Prof. Michael Lennon
Chairman
British Fluoridation Society
Lennon: Nobody wants children to have unsightly teeth. When a mother’s been careful to control a child’s diet, has been using fluoride toothpaste from a very early age, of course it’s very disappointing for the teeth to come through initially with white marks and then they may become brown in the course of time. That’s undesirable. I think there have been cases where children have been abusing fluoride toothpaste and we should stop them, we should give the mothers advice, we should label the toothpaste tubes and so on; and that has been done. And I think the public are generally aware of the need to control the amount of fluoride toothpaste children get.

Dr. Peter Mansfield
National Pure Water Association
Mansfield: One of the troubles with fluoride in this country is that we get a lot of it already before we get it from the water supply. The fluoride toothpaste is quite an important source because of the very concentrated fluoride in it…We’re a great country of tea drinkers and tea leaves have lots of fluoride, variable between brands, but lots. And after that is probably water, but not necessarily out of the tap. Much of that water will have come as the reconstituting fluid for juice concentrates. And also of course the pesticide residues on fruit and vegetables, processed or fresh, will contain quite a bit of fluoride.

 

 

 


Dr. John Hein
Retired Dental Director
Colgate
Hein: When the fluoride dentrifice first came out, there was a great deal of effort to convince the public that they should use fluoride dentrifices. So some of the ads were maybe a little too excessive in terms of promising benefits from what people would get…[I]f it hadn’t been for this effort of the advertizers to get these products out, the widespread use of fluoride dentrifices probably would never have taken place.

 

 

 


Dr. John Hein
Retired Dental Director
Colgate
Ch. 4: John Hein was the person who developed MFP, the form of fluoride still regularly used in toothpaste.Hein: You gotta hit people over the head to get their attention. Nobody was being hurt by ’em. I did my best to tone them down while I was dental director at Colgate. But fighting Madison Avenue is not an easy thing to do when you’re this dental director over in the lab. (smiles)

 

 

 

 

 

 

Hein: I think if we were starting all over again, and had no research data at all, we probably could not come around to getting fluoridation accepted today, because people would say it’s just too close, we can’t possibly do it.

 

 

 


Dr. Peter Mansfield
National Pure Water Association
Mansfield: Firstly, the problem is yet to come. We’re only watching it building up now. Even in America, they’re only beginning to see the really crippling stages, and they are already admitting to serious degrees of fluorosis of the teeth, which after all is the shop window of the bones.

 

 

 


Dr. Phyllis Mullenix
Neurotoxicologist
Ch. 4: A scientist at a leading dental research institute in Boston, Dr.
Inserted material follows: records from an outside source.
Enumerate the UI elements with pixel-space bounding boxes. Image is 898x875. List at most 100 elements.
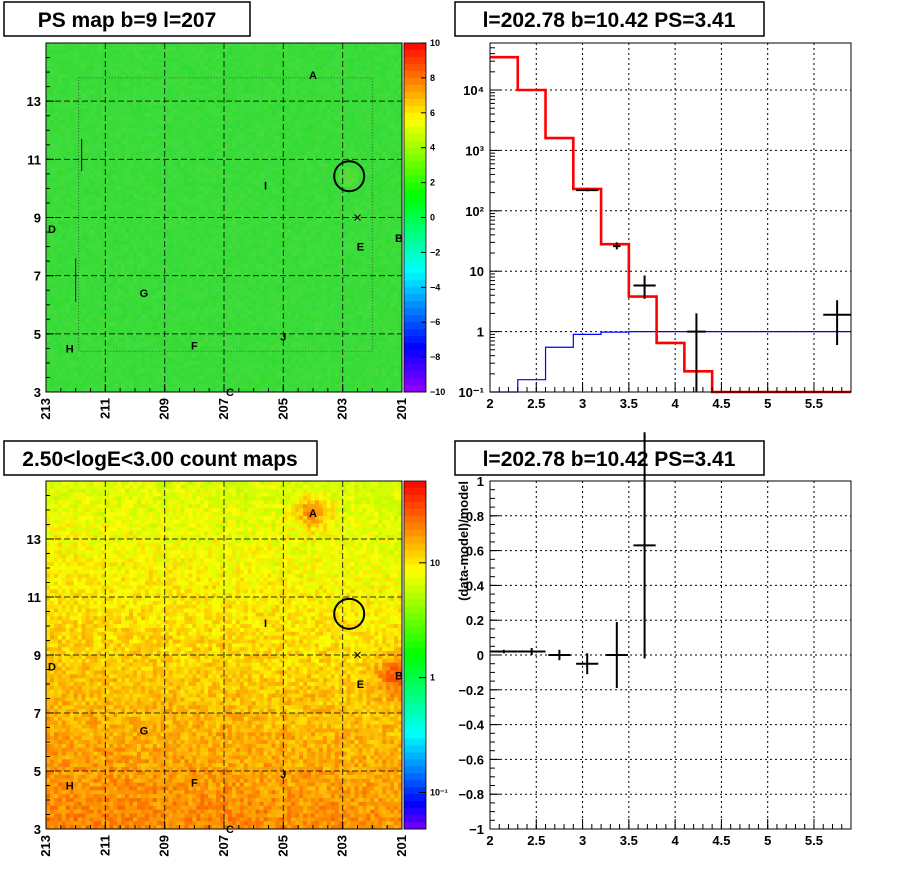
heatmap-cell (137, 152, 141, 156)
heatmap-cell (351, 198, 355, 202)
heatmap-cell (394, 221, 398, 225)
heatmap-cell (70, 245, 74, 249)
heatmap-cell (351, 43, 355, 47)
heatmap-cell (113, 233, 117, 237)
heatmap-cell (319, 43, 323, 47)
heatmap-cell (244, 167, 248, 171)
heatmap-cell (184, 117, 188, 121)
heatmap-cell (90, 51, 94, 55)
heatmap-cell (275, 121, 279, 125)
heatmap-cell (137, 128, 141, 132)
heatmap-cell (200, 43, 204, 47)
heatmap-cell (93, 113, 97, 117)
heatmap-cell (97, 218, 101, 222)
heatmap-cell (264, 140, 268, 144)
heatmap-cell (315, 190, 319, 194)
heatmap-cell (58, 43, 62, 47)
heatmap-cell (145, 167, 149, 171)
heatmap-cell (327, 210, 331, 214)
heatmap-cell (256, 171, 260, 175)
heatmap-cell (323, 175, 327, 179)
heatmap-cell (70, 171, 74, 175)
heatmap-cell (291, 210, 295, 214)
heatmap-cell (390, 47, 394, 51)
heatmap-cell (97, 159, 101, 163)
heatmap-cell (97, 210, 101, 214)
heatmap-cell (157, 101, 161, 105)
heatmap-cell (355, 136, 359, 140)
heatmap-cell (323, 86, 327, 90)
heatmap-cell (105, 101, 109, 105)
heatmap-cell (90, 190, 94, 194)
heatmap-cell (295, 43, 299, 47)
heatmap-cell (307, 159, 311, 163)
heatmap-cell (248, 152, 252, 156)
heatmap-cell (82, 55, 86, 59)
heatmap-cell (109, 252, 113, 256)
heatmap-cell (319, 249, 323, 253)
heatmap-cell (212, 148, 216, 152)
heatmap-cell (66, 59, 70, 63)
heatmap-cell (157, 233, 161, 237)
heatmap-cell (169, 59, 173, 63)
heatmap-cell (366, 113, 370, 117)
heatmap-cell (173, 218, 177, 222)
heatmap-cell (240, 171, 244, 175)
heatmap-cell (141, 132, 145, 136)
heatmap-cell (358, 70, 362, 74)
heatmap-cell (149, 167, 153, 171)
heatmap-cell (256, 140, 260, 144)
heatmap-cell (232, 171, 236, 175)
heatmap-cell (121, 194, 125, 198)
heatmap-cell (287, 121, 291, 125)
heatmap-cell (129, 66, 133, 70)
heatmap-cell (382, 179, 386, 183)
heatmap-cell (145, 179, 149, 183)
heatmap-cell (93, 128, 97, 132)
heatmap-cell (394, 194, 398, 198)
heatmap-cell (303, 245, 307, 249)
heatmap-cell (117, 233, 121, 237)
heatmap-cell (370, 51, 374, 55)
heatmap-cell (260, 245, 264, 249)
heatmap-cell (66, 47, 70, 51)
heatmap-cell (192, 194, 196, 198)
heatmap-cell (252, 47, 256, 51)
heatmap-cell (224, 163, 228, 167)
heatmap-cell (307, 241, 311, 245)
heatmap-cell (291, 148, 295, 152)
heatmap-cell (394, 249, 398, 253)
heatmap-cell (192, 171, 196, 175)
heatmap-cell (347, 117, 351, 121)
heatmap-cell (244, 202, 248, 206)
heatmap-cell (141, 225, 145, 229)
heatmap-cell (291, 202, 295, 206)
heatmap-cell (271, 90, 275, 94)
heatmap-cell (252, 221, 256, 225)
heatmap-cell (390, 179, 394, 183)
heatmap-cell (117, 55, 121, 59)
heatmap-cell (299, 202, 303, 206)
heatmap-cell (149, 202, 153, 206)
heatmap-cell (90, 249, 94, 253)
heatmap-cell (228, 171, 232, 175)
heatmap-cell (343, 124, 347, 128)
heatmap-cell (370, 109, 374, 113)
heatmap-cell (54, 74, 58, 78)
heatmap-cell (196, 202, 200, 206)
heatmap-cell (192, 140, 196, 144)
heatmap-cell (335, 86, 339, 90)
heatmap-cell (244, 43, 248, 47)
heatmap-cell (109, 51, 113, 55)
heatmap-cell (200, 140, 204, 144)
heatmap-cell (244, 101, 248, 105)
heatmap-cell (390, 78, 394, 82)
heatmap-cell (192, 221, 196, 225)
heatmap-cell (358, 221, 362, 225)
heatmap-cell (295, 121, 299, 125)
heatmap-cell (50, 245, 54, 249)
heatmap-cell (244, 51, 248, 55)
heatmap-cell (307, 148, 311, 152)
heatmap-cell (260, 225, 264, 229)
heatmap-cell (149, 225, 153, 229)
Phyllis Mullenix, exposed rats to fluoride to work out its effects on the human brain and the central nervous system.Dr. Mullenix: What we did is we exposed them, let them drink the fluoride in the water for 6 to 20 weeks. The pattern that we saw typically is what we see with other neurotoxic agents that are well known to cause a hypoactivity or a memory problem or an IQ problem. When I first presented the results of these studies, one of the individuals sitting and listening to the results, he says ‘do you have any idea what you’re saying?…You’re telling us that we’re reducing the IQ of children.’ And basically I said, yes.

 

 

 


Dr. Paul Connett
Professor, Chemistry
St. Lawrence University
Connett: In my view fluoride is where lead was in the early ’70s. That argument lasted about ten years and it was finally proven that, yes, low levels of lead, lower than [what] cause[s] visible symptoms, was in fact damaging a child’s mental development. I think the same thing we’re going to find with fluoride.